Since actions are represented as text strings, it is as easy for a robot to execute an action command as a string command. With this representation, we can directly fine-tune existing vision-language models and convert them to vision-language-action models.

During inference, text tokens are decomposed into robot actions to achieve closed-loop control.

Experimental

The researchers performed a series of qualitative and quantitative experiments on the RT-2 model.

The figure below demonstrates the performance of RT-2 on semantic understanding and basic reasoning. For example, for the task of "putting strawberries into the correct bowl", RT-2 not only needs to understand the representation of strawberries and bowls, but also needs to reason in the context of the scene to know that strawberries should be placed with similar fruits. Together. For the task of picking up a bag that is about to fall off a table, RT-2 needs to understand the physical properties of the bag to disambiguate between the two bags and identify objects in unstable positions.

It should be noted that all of the interactions tested in these scenarios have never been seen in robotics data.

The figure below shows that the RT-2 model outperforms the previous RT-1 and vision pretrained (VC-1) baselines on four benchmarks.

RT-2 preserves the robot's performance on the original task and improves the robot's performance on previously unseen scenarios, from 32% to 62% for RT-1.

A series of results show that the vision-language model (VLM) can be transformed into a powerful vision-language-action (VLA) model, and the robot can be directly controlled by combining VLM pre-training with robot data.

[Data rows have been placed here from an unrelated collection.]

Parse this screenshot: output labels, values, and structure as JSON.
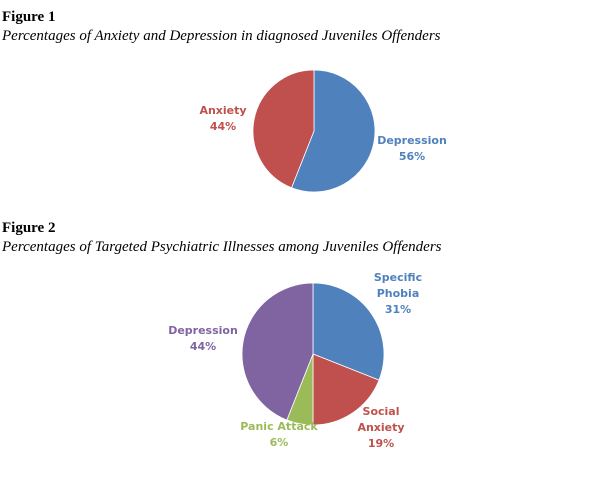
{
  "figures": [
    {
      "label": "Figure 1",
      "caption": "Percentages of Anxiety and Depression in diagnosed Juveniles Offenders"
    },
    {
      "label": "Figure 2",
      "caption": "Percentages of Targeted Psychiatric Illnesses among Juveniles Offenders"
    }
  ],
  "chart_data": [
    {
      "type": "pie",
      "categories": [
        "Depression",
        "Anxiety"
      ],
      "values": [
        56,
        44
      ],
      "value_labels": [
        "56%",
        "44%"
      ],
      "label_lines": [
        [
          "Depression",
          "56%"
        ],
        [
          "Anxiety",
          "44%"
        ]
      ],
      "colors": [
        "#4f81bd",
        "#c0504d"
      ],
      "start": "12 o'clock",
      "direction": "clockwise",
      "legend": "none"
    },
    {
      "type": "pie",
      "categories": [
        "Specific Phobia",
        "Social Anxiety",
        "Panic Attack",
        "Depression"
      ],
      "values": [
        31,
        19,
        6,
        44
      ],
      "value_labels": [
        "31%",
        "19%",
        "6%",
        "44%"
      ],
      "label_lines": [
        [
          "Specific",
          "Phobia",
          "31%"
        ],
        [
          "Social",
          "Anxiety",
          "19%"
        ],
        [
          "Panic Attack",
          "6%"
        ],
        [
          "Depression",
          "44%"
        ]
      ],
      "colors": [
        "#4f81bd",
        "#c0504d",
        "#9bbb59",
        "#8064a2"
      ],
      "start": "12 o'clock",
      "direction": "clockwise",
      "legend": "none"
    }
  ]
}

Similar to ChatGPT, if such a capability is applied on a large scale, the world is estimated to undergo considerable changes. However, Google has no immediate plans to apply the RT-2 robot, saying only that the researchers believe that these robots that can understand human speech will never stop at the level of demonstrating capabilities.

Just imagine a robot with a built-in language model that can be placed in a warehouse, grab your medicine for you, or even be used as a home assistant—folding laundry, removing items from the dishwasher, and tidying up around the house.

It may really open the door to the use of robots in a human environment, and all directions that require manual labor can be taken over-that is, in the previous OpenAI report on predicting ChatGPT's impact on jobs, the part that the large model cannot affect can now is covered.

Embodied intelligence, not far from us?

Recently, embodied intelligence is a direction that a large number of researchers are exploring. This month, Stanford University's Li Feifei team demonstrated some new results. Through a large language model plus a visual language model, AI can analyze and plan in 3D space and guide robot actions.

Zhihui Jun’s universal humanoid robot start-up company “Agibot” released a video last night, which also demonstrated the automatic programming and task execution capabilities of robots based on large language models.